もとから家事などを手伝っている訳ではないが、金時に余計な手間や心配をかけていることが、なんだか申し訳なかった。
壁にかけられた時計を見れば、時刻は金時が勤めている店が閉店する頃だった。ならば今日は起きて出迎えることができる――土方は小さく息を吐き、ゆるゆると半身を起こす。
だが、土方が水でも飲もうかと起き上がりかけたそのときだった。不意にリビングのドアが開いて金時が姿を現し、土方は目を丸くしてしまった。
金時は帰宅時、かならずただいま、と声をかける。それは土方が倒れ、寝ていても変わらないという。だから、土方は自分が金時の声を聞き逃したのだと思った。途端、なんだか胸が苦しくなる。
せめて起きているときは、おかえりと出迎えよう――そう思っていた。それだけでも金時が嬉しそうにしてくれるから――だから、せめて。
「悪い、気づかなかった」
そんな苦しさから土方は眉をさげて謝る。けれど金時は何も言わなかった。無言のままダイニングスペースを通り、土方の方へと歩いてくる。
「……金時?」
初めてみる金時のどこか暗い様子に土方が首をかしげると、きつく抱きしめられた。土方の肩口に顔を埋める金時の姿は、まるで縋りついているようにも見える。
金時にこうして抱きしめられることには慣れているものの、その気配はやはり常になくどこか必死なように思えて、土方はどうした? と金時の背中を擦った。
ふわふわとした金髪が首筋に触れる。その感触がくすぐったい、などと思っていると、「ごめん」金時の静かな声が落とされた。
「お前にも、自分の場所がある、とか、考えてなかった。記憶、戻った方がいいんだって、わかってるつもりで、わかってなかった……。戻った方が、いいんだよな……」
でも――と震える声で続けた金時の腕も、かすかに震えていた。
「怖いんだ」
「……金時?」
「記憶、戻ればいいなって思ってる。その方がいいんだ、って、ちゃんとわかってる。でも、記憶戻ったお前が、ここから居なくなるのが怖いんだ。なあ、土方――」
わずかに体を離した金時が、土方の双眸を覗きこむ。その顔は酷く歪んでいて、金時は綺麗な顔をしているのにもったいない、と土方はそんなことを思い――今にも泣き出しそうなのを堪えているのだと、思い至った。

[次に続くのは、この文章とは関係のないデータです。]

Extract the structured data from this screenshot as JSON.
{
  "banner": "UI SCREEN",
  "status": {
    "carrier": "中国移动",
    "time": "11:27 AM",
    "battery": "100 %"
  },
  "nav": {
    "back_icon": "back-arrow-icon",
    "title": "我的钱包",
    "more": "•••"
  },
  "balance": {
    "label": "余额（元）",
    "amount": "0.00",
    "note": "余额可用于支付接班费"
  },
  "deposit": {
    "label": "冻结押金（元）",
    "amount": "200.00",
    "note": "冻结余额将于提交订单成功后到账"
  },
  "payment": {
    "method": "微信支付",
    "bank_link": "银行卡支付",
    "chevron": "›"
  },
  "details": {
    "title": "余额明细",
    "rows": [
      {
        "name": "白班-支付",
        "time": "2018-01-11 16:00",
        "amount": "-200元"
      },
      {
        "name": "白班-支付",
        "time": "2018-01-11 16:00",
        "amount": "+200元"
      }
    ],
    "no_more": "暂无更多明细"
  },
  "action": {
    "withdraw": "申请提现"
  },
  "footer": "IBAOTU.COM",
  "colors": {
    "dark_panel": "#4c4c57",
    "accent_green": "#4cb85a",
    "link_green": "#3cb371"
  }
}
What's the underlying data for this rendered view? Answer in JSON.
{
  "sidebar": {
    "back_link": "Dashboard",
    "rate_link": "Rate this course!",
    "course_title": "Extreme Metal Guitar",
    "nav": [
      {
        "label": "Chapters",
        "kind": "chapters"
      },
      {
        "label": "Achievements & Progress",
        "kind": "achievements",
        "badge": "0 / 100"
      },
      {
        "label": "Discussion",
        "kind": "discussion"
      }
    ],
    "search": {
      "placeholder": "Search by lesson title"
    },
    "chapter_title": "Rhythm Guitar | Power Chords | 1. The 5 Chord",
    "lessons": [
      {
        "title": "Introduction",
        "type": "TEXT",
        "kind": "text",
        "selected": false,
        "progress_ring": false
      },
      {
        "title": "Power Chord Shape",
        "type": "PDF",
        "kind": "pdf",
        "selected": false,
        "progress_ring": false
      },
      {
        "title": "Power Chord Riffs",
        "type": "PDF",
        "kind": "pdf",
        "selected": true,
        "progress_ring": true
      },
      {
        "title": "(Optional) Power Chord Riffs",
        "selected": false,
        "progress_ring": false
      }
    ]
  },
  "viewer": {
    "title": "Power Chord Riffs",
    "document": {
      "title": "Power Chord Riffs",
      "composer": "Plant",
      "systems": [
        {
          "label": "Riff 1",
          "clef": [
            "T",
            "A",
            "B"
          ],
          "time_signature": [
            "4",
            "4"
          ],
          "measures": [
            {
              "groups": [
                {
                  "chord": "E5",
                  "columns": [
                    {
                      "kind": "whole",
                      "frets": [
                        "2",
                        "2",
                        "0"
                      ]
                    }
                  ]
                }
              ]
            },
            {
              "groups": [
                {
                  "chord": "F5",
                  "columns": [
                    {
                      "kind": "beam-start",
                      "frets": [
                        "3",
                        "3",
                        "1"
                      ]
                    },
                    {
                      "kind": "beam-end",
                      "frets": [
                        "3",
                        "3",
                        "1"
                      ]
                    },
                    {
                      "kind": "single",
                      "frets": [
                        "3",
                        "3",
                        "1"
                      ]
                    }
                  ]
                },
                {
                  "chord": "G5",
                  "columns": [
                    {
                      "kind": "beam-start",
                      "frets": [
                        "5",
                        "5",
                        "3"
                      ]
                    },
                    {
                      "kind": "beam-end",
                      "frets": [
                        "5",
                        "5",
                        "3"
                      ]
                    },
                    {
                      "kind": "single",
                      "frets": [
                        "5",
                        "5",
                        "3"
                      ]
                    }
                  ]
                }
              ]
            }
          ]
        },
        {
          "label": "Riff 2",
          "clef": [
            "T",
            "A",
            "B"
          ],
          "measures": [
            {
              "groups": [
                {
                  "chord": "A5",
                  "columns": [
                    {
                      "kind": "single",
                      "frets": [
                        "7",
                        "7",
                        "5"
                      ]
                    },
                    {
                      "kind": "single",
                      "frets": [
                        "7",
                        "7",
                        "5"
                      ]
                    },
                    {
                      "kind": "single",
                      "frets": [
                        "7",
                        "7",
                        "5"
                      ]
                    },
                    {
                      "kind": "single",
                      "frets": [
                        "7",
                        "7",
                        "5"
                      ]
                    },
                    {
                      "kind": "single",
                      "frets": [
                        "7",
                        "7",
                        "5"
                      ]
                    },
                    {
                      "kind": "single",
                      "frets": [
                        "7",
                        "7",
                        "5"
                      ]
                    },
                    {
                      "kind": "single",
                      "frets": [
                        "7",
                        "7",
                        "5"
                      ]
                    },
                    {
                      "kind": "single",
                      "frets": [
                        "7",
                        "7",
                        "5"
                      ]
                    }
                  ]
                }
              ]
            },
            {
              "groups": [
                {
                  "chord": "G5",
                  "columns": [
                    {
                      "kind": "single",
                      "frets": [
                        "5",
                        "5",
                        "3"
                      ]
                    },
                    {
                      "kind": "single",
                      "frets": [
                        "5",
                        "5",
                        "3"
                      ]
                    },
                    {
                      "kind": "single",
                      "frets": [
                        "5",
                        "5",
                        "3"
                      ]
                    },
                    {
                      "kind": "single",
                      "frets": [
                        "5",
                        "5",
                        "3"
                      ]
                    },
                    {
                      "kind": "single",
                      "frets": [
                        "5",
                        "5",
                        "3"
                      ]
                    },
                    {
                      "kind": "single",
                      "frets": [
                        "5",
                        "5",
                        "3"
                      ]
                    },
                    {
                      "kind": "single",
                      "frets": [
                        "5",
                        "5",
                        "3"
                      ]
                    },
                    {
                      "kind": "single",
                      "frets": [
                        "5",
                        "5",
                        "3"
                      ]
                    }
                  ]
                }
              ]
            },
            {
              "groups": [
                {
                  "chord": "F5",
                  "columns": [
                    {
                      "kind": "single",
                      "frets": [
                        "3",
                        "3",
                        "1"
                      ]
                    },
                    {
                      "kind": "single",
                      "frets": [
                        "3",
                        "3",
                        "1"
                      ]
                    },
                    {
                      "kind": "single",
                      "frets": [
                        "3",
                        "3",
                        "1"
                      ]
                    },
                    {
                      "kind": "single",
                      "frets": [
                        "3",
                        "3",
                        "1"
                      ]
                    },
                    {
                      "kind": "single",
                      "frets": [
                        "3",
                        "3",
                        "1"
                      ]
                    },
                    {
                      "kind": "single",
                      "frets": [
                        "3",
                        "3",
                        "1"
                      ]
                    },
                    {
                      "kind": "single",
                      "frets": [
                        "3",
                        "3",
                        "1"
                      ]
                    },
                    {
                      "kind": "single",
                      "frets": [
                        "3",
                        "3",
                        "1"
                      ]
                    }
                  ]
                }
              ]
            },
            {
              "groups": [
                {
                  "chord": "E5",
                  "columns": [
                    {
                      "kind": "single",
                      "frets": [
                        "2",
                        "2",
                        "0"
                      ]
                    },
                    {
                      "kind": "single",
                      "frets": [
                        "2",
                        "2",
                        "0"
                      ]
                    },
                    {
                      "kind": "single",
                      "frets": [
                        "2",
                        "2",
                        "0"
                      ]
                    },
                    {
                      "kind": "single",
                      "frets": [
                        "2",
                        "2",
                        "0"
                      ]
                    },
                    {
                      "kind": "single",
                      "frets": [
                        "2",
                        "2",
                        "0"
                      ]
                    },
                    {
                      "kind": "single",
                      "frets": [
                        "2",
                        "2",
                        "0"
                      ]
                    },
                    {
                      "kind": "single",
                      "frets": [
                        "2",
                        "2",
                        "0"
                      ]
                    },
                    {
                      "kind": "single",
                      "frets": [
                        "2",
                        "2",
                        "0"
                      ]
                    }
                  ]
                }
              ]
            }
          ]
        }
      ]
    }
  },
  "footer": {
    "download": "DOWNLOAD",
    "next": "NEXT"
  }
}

「思い出しても、俺の傍に居て? 俺の前から消えないで?」
お前が好きなんだ――と、そんな顔で懇願する金時に、土方はどうしていいかわからなくて、ただその背中を擦ることしかできなかった。
こんな風に土方の意思や決断を求められても、自分がどうしたいか、という思考や感情が浮かばないのだ。
あの、神楽に拾われた雨の夜から、心のどこかが麻痺してしまったままなのだろうか――土方はぼんやりと思う。
神楽は金時にプレゼントと称して土方を押しつけた。そのとき金時はいいのかよ、と困惑したように土方に問うてきたが、今でもいいも悪いも何も浮かばない。物扱いされることに、怒りも憤りも覚えないのだ。それくらい、どうでもよかった。生きるのも――死ぬのも。
土方には記憶の一部がない。
名前や幼い頃の淡い記憶は残っていたものの、ある程度の年齢以降の記憶がごっそりと抜け落ちている。土方を診察した医者――神楽の知り合いで闇医者だという爺さんだった――は、心因的なものだろうと言った。
ならばきっと、何か大切なものを失ったのだろう――他人事のようにそう思う。
きっと、心の一部を道連れに記憶を失ってしまうような、大切な何かをなくしたのだ。
記憶と一緒に抜け落ちたそこが、ウロとなって心の中に広がっているように、土方のなかはがらんどうだった。
髪や首筋に落とされた金時の唇が耳へと辿り着くと、好きなんだ、と甘い声がささやきを落とす。
好きだ、と、今までも何度も告げられた。こうして抱きしめられているときも、男の性を受け入れ抱かれているときも、いつも金時は繰り返し告げるのだ。
金時の腕の中はあたたかい。土方は目を閉じ、自分を抱きしめる金時に意識を集中させた。
その腕のあたたかさや、好きだと何度も告げる甘い声が、がらんどうになってしまった心の内を少しずつ埋めていくかのようだと土方は思った。
欠けた分を補い、満杯になったとき、そこから何が溢れるのか――。
今はまだ、それを知るのが怖かった。